Certainly, the turnaround time for the telecommunication and IT industry is getting shorter, constant change is the paradigm for these sectors. The way the business is rendered and the geographic location, selling and purchasing online without any supply in the “real world” is the “new normal”. The expectation is that everything needs to be available immediately not only in our private life but also in business. To stay ahead of this trend and be successful, tax functions have to be very agile and up to date if they are to effectively support the business.

Tax & IT don’t always speak the same language, similarly, when it comes to focus and KPI’s, the business and the tax function aren’t always on the same page. A strong and early liaison between both parties is key for success, to develop an efficient strategy on how taxes need to be reflected in a completely new business context, i.e. business location versus tax impact etc – it’s vital to have the business on board and to establish a strong partnership from the outset. Since the tax industry is highly regulated, the business is not always aware of certain constraints which can create challenges as we look to achieve a healthy balance whilst still effectively supporting our internal stakeholders. As we look to the future, it will be vital for us to identify holistic solutions, something that can only be successfully achieved together.

You hold a key role in the development of the Swiss Women of IFA Network (WIN) – Can you share an insight into the organisation.

The WIN initiative was launched in 2013 at the international level of IFA by Jeanne Goulet to represent and connect the large number of women working in the field of international tax. The initial network began small, but Jeanne identified a clear need, since then WIN has grown rapidly supported by the introduction of country organisations; in 2019 WIN became an official committee of the IFA.

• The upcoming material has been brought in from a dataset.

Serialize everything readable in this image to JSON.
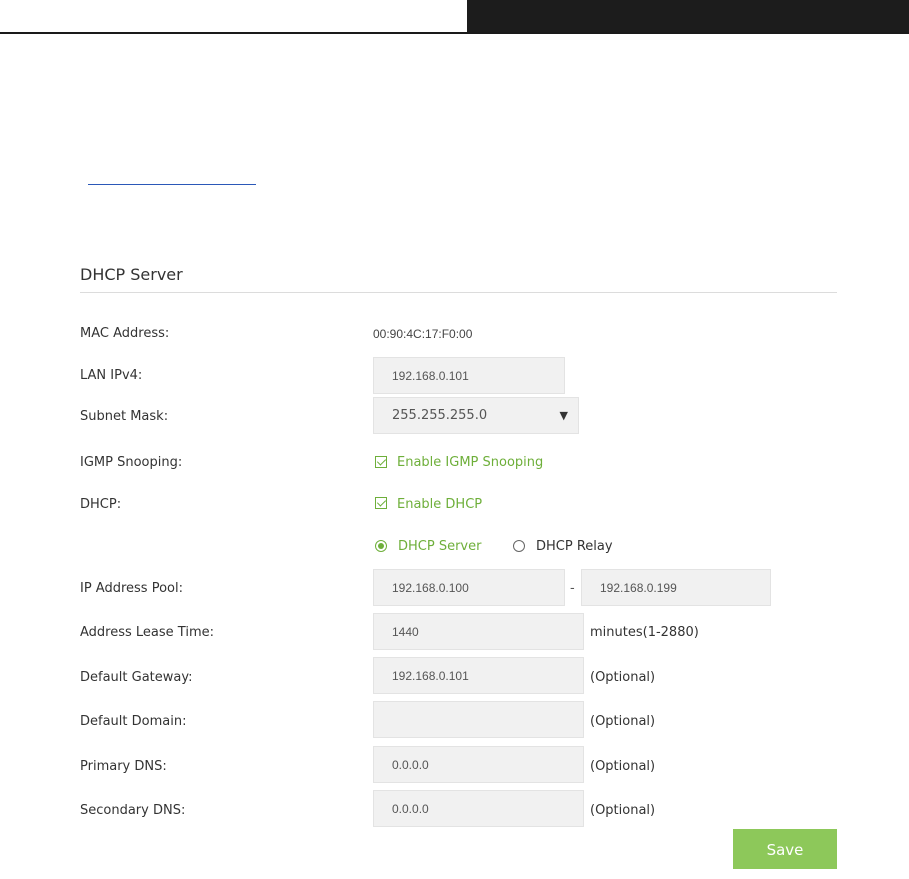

The IFA strives to (i) build an international network of women working in the field of international tax law and (ii) increase the participation of women in the role of speakers or on panels and consequently their visibility within the profession.

The Swiss WIN was launched in 2016 by 5 Swiss tax lawyers. Local events on fiscal and social issues are regularly organized in German and French-speaking Switzerland (see www.linkedin.com/groups/8607912/).

I’m very proud to have been part of this journey from the beginning, building a solid and sustainable network as well as creating visibility for our members, both of which are key priorities for me. My focus is not solely on the experienced seniors but also on young female tax advisors, supporting them through mentoring programmes and exchange opportunities within the network. Covid has presented us with some challenges given we’ve lost the all-important face to face contact, however, having now navigated this period, I’m confident we’ve created a trustful, constructive space for businesswomen in taxes.

How do you view the current gender diversity position across the Swiss market?

By achieving an improved gender balance across all levels of a tax function how can this positively influence team culture and ultimately organisational performance?

Within both the tax as well as broader finance profession, I’ve observed a level of improvement concerning gender balance over the past 5 years. However, whilst total numbers have been improving, when considering grade, this is not yet satisfying. More focus on bringing the gender in balance at the “higher floors” of a company is needed. In societal terms, gender balance is the basis for sustainable performance (or even survival); this certainly applies also to corporations.